Wednesday, August 22, 2007

Something sweet for my sourness



Today I woke up on the wrong side of the bed, but I guess when you are 8 months pregnant, there really is no right side of the bed.
Isabella has been extra clingy, she wants me to hold her all the time, which is a killer on my back, and Parker,
oh Parker..............................the energy he has wears me out. Non stop talking about star wars and ninjas and the movie dumb and dumber. I feel like I am reliving a part of my childhood when that's all Eric and John talked about.
I cleaned the floors today when Isabella napped and I got over heated in 77 degree weather. It took me forever to cool down and then at the end of the day you couldn't tell any different. I'm tired of bending over to pick up toys. I groan every time I do, Isabella now groans too when she bends over. I think I'm done being pregnant for awhile.

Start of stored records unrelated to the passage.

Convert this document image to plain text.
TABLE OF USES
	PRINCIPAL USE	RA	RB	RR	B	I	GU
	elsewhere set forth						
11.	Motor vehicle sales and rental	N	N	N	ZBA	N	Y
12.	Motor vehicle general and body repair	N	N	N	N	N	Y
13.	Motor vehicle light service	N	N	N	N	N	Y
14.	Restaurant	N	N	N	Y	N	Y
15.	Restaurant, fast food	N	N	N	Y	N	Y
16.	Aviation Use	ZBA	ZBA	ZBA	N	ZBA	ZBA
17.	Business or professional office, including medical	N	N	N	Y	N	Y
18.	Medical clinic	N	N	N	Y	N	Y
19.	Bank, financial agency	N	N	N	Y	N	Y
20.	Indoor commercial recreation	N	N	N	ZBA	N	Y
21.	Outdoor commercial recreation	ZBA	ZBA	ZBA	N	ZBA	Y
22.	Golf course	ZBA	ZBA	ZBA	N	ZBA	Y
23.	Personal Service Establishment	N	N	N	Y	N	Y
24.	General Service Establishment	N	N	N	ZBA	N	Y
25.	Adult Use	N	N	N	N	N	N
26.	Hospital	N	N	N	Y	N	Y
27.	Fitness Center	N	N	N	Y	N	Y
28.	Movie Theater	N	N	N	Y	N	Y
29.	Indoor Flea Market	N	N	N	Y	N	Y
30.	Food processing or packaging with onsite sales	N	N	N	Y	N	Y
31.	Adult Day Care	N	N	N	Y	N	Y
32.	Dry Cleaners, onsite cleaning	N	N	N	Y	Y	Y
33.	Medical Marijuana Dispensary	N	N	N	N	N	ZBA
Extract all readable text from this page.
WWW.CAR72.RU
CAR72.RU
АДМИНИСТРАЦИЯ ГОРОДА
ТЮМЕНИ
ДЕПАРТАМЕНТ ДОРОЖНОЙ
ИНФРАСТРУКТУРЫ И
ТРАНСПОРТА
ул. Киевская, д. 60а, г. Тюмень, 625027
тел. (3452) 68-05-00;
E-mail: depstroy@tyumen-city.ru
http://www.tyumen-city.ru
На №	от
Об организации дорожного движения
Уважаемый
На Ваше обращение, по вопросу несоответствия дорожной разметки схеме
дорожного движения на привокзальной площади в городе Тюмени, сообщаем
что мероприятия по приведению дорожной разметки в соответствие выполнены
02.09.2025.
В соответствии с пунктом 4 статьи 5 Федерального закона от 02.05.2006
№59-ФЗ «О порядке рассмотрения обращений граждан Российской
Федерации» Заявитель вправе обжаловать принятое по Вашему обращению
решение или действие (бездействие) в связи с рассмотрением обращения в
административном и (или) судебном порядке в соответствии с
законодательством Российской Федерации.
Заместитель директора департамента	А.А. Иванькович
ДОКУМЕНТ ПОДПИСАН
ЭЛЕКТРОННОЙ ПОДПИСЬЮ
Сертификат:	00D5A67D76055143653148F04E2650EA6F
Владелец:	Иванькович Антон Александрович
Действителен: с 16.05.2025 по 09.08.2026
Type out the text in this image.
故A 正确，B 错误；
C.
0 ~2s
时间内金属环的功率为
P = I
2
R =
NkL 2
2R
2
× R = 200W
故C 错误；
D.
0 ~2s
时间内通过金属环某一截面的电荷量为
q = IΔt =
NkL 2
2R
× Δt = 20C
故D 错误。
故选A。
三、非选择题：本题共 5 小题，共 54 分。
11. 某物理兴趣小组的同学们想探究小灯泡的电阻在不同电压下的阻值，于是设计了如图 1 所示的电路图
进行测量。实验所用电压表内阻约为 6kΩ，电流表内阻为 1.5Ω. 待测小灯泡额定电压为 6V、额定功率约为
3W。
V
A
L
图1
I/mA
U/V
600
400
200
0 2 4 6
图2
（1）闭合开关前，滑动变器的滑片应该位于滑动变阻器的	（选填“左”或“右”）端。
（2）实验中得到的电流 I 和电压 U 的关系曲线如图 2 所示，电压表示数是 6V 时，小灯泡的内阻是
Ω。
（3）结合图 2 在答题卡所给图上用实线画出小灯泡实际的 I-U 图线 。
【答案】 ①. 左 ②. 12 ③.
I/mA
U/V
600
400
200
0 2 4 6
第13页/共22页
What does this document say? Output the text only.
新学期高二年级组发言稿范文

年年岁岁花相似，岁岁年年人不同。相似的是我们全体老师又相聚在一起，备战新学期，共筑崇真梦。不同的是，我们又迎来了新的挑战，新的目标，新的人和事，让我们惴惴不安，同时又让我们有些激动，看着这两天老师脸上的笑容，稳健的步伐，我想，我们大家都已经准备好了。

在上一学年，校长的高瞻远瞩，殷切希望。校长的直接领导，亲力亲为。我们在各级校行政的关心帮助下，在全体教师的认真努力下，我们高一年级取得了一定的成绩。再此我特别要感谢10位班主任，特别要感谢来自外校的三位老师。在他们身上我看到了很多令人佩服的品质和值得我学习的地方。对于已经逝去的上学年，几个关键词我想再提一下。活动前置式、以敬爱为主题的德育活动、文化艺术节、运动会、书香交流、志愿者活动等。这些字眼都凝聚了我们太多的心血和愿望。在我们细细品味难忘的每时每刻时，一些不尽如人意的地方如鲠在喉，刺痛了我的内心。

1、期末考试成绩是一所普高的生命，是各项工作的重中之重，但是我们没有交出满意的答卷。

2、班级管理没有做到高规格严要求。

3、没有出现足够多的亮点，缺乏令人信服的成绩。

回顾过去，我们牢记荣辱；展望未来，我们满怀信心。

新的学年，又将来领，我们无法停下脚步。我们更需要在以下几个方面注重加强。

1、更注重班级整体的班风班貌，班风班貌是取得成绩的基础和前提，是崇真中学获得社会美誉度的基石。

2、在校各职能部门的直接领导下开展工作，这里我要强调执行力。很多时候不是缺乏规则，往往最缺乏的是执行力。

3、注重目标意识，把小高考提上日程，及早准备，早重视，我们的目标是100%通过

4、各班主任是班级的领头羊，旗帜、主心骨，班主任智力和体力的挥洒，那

I'm trying really hard to be optimistic, really I am, but when you get no sleep due to heat, backaches, and a clingy hot toddler in the middle of your nights, I think I accumulate about 4 hours asleep a night. I am beginning to see fine lines under my left eye, just the left, not the right I don't know why.
So to make up for my grouchiness I made cream puffs. Isabella thru such a fit when I was making these, I don't want to write about, but lets just say a big bowl of raspberries went flying on to the clean kitchen floor. I also weaved that paper mat today. I don't know why. I sat down at the table to rest this afternoon after picking up toys again and all these scraps of paper Isabella had discovered and dumped out on the floor were scattered all over the table. I realized I could weave them so I did. I think it helped my sanity. Bobby didn't even question what I was doing when he came home and saw me gluing a weaving scraps of paper, he still hasn't, I think he thinks I've lost it. He did just offer me a massage, so I'm going to stop typing and relax.

2 comments:

Kelly said...

Ooooohhhhhh.... Poor Lisa. I'm so sorry. John went through a super clingy phase right before Finn was born. I think they know something is about to happen. Get rid of the toys. Seriously. I've been so tired of picking crap up that I started to get rid of it or store it. And guess what, the kids don't even notice. Parker is old enough to help too. Maybe you could schedule you mom, Tanya or Erin to take Isabella for a couple hours and have Parker go to a friends two or three afternoons a week, just to let you have some down time. I think this last month of the pregnancy is so hard, and I just know that feeling of just being sick and tired of being pregnant.
At least you have yummy cream puffs. I want one.

erin said...

I had cream puffs last night too! We really are sisters. That is a good idea to get rid of toys.